Pace made her first mistake on the par-5 13th par5, dropping a shot, while I missed a routine chip & putt birdie chance, little disappointed, I missed a birdie putt on the 14th, about 6-7 feet. Walked off the 14th green to 15th tee, mulling over two missed opportunities little aware of what was to unfold with 4 holes to play and two shots behind the leader.
Felt pumped up when a birdie putt from 18 feet found the cup on the par-3 15th hole, narrowing the lead to one shot. Esther also birdied on 15th hole to stay with me.
On the 16th, a par-5, even with tough pin position, a birdie was on offer. Both Pace and Esther hit their 3rd shot inside 12feet, while I left it short of the green, from about 90 yards. I had a good look at the green and pin and felt quite relaxed about the impending chip. Everything fell in place for me on the 16th green as the chip shot died in the hole to tie the lead.
With honour on the 175 yards, par-3 17th hole, I hit my 5-iron. The ball rolled to 5 feet from the hole for an upslope birdie putt. Pace missed the green and chipped a couple of inches inside my ball. My birdie
putt stopped a couple of centimetres short of the hole, while Pace missed her par putt to the right of the hole.

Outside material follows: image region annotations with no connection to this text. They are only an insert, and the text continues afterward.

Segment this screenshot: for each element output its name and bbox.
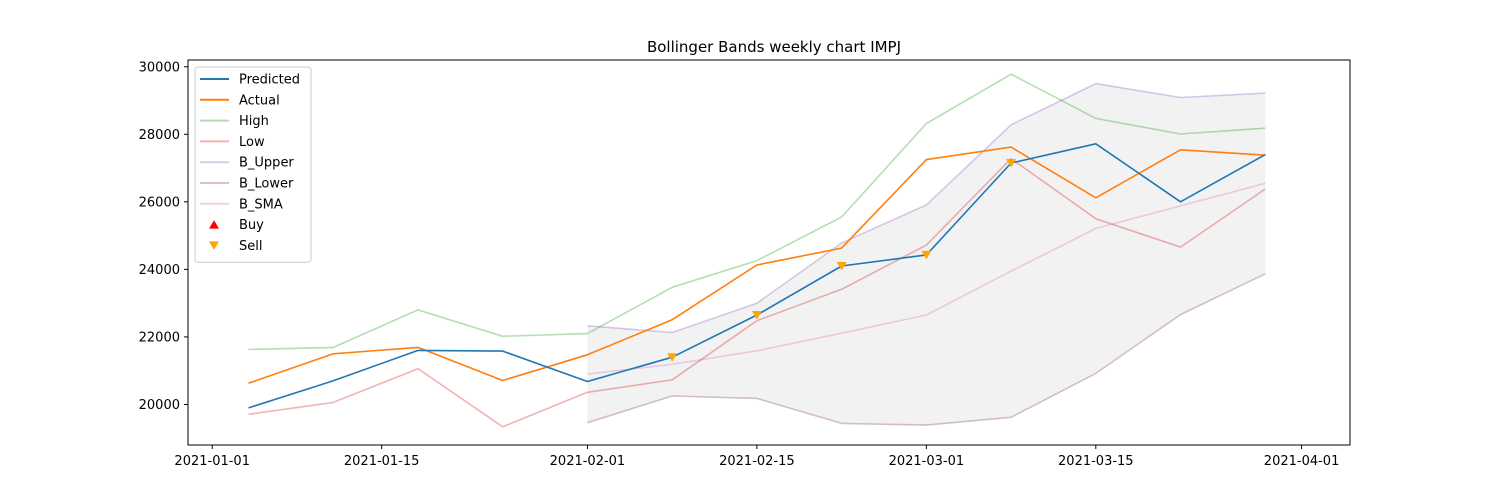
legend-item-low: Low <box>200 135 265 150</box>
sell-marker <box>667 353 678 362</box>
x-axis: 2021-01-01 2021-01-15 2021-02-01 2021-02-15… <box>174 445 1339 469</box>
sell-marker <box>1006 159 1017 168</box>
legend-item-buy: Buy <box>209 218 264 233</box>
y-tick-label: 28000 <box>139 128 180 143</box>
legend-item-b-upper: B_Upper <box>200 156 294 171</box>
y-tick-label: 20000 <box>139 398 180 413</box>
chart-title: Bollinger Bands weekly chart IMPJ <box>647 38 901 56</box>
sell-marker <box>751 310 762 320</box>
x-tick-label: 2021-04-01 <box>1264 454 1340 469</box>
series-line-actual <box>248 146 1266 384</box>
series-line-low <box>248 157 1266 428</box>
series-line-b-lower <box>587 273 1266 426</box>
legend-item-predicted: Predicted <box>200 73 300 88</box>
legend-label: Buy <box>239 218 264 233</box>
sell-marker <box>836 262 847 271</box>
legend-label: Actual <box>239 93 280 108</box>
legend-label: Predicted <box>239 73 300 88</box>
plot-frame <box>187 59 1351 446</box>
x-tick-label: 2021-01-15 <box>344 454 420 469</box>
x-tick-label: 2021-03-01 <box>889 454 965 469</box>
legend: Predicted Actual High Low B_Upper B_Lower B_SM… <box>194 66 312 263</box>
series-layer <box>248 73 1266 428</box>
legend-item-b-lower: B_Lower <box>200 177 294 192</box>
legend-item-sell: Sell <box>209 239 262 254</box>
legend-swatch <box>209 241 219 250</box>
y-tick-label: 22000 <box>139 330 180 345</box>
legend-box <box>194 66 312 263</box>
x-tick-label: 2021-01-01 <box>174 454 250 469</box>
x-tick-label: 2021-02-15 <box>719 454 795 469</box>
sell-marker <box>921 250 932 260</box>
legend-label: High <box>239 114 269 129</box>
y-tick-label: 24000 <box>139 263 180 278</box>
legend-item-high: High <box>200 114 269 129</box>
series-line-b-upper <box>587 82 1266 334</box>
legend-label: Sell <box>239 239 262 254</box>
x-tick-label: 2021-03-15 <box>1058 454 1134 469</box>
legend-item-b-sma: B_SMA <box>200 197 283 212</box>
series-line-b-sma <box>587 182 1266 375</box>
series-line-high <box>248 73 1266 351</box>
y-tick-label: 26000 <box>139 195 180 210</box>
legend-label: B_Upper <box>239 156 294 171</box>
y-tick-label: 30000 <box>139 60 180 75</box>
legend-item-actual: Actual <box>200 93 280 108</box>
legend-label: Low <box>239 135 265 150</box>
x-tick-label: 2021-02-01 <box>550 454 626 469</box>
legend-label: B_SMA <box>239 197 283 212</box>
y-axis: 20000 22000 24000 26000 28000 30000 <box>139 60 188 413</box>
marker-layer <box>667 159 1017 362</box>
legend-label: B_Lower <box>239 177 294 192</box>
legend-swatch <box>209 220 219 229</box>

I had a one-shot lead on 18th tee over the other two in the group. A standard par-4 was playing 30+ yards longer in the headwind. Placed my drive in the centre of the fairway for a 150yds shot to the pin. I struck a 6-iron pin high shot, which rolled a foot off the green to the left. My father on the bag suggested putter from 15-20ft. I felt confident of chipping and did so inside a foot from the hole for a tap in par and win by one stroke. What a feeling it was!!!
Please discuss your schedule for 2020? And what are the events you are expecting to play in Asia and Europe?
I foresee a very hectic golfing year ahead. The draft schedules of LET, LETAS and actual schedule of ALPG combine to offer back to back weeks of golf. It will all start with 8 weeks of golf in Australia on similar lines as last year followed by South Africa and an event in Saudi Arabia. Thereafter it would be mostly in Europe and UK with frequent events in Asia and Africa.
LPGA Q School and the Olympics are two objectives on my mind this year.
The partnership between LET and LPGA, how excited are you about the opportunities that might bring, opening new doors for golf?
It’s a start, good for women’s golf as is natural “unity is strength”. It means more power, money and opportunity. I am happy to see that happening. For me I know I have to perform to make use of the opportunities and make it count.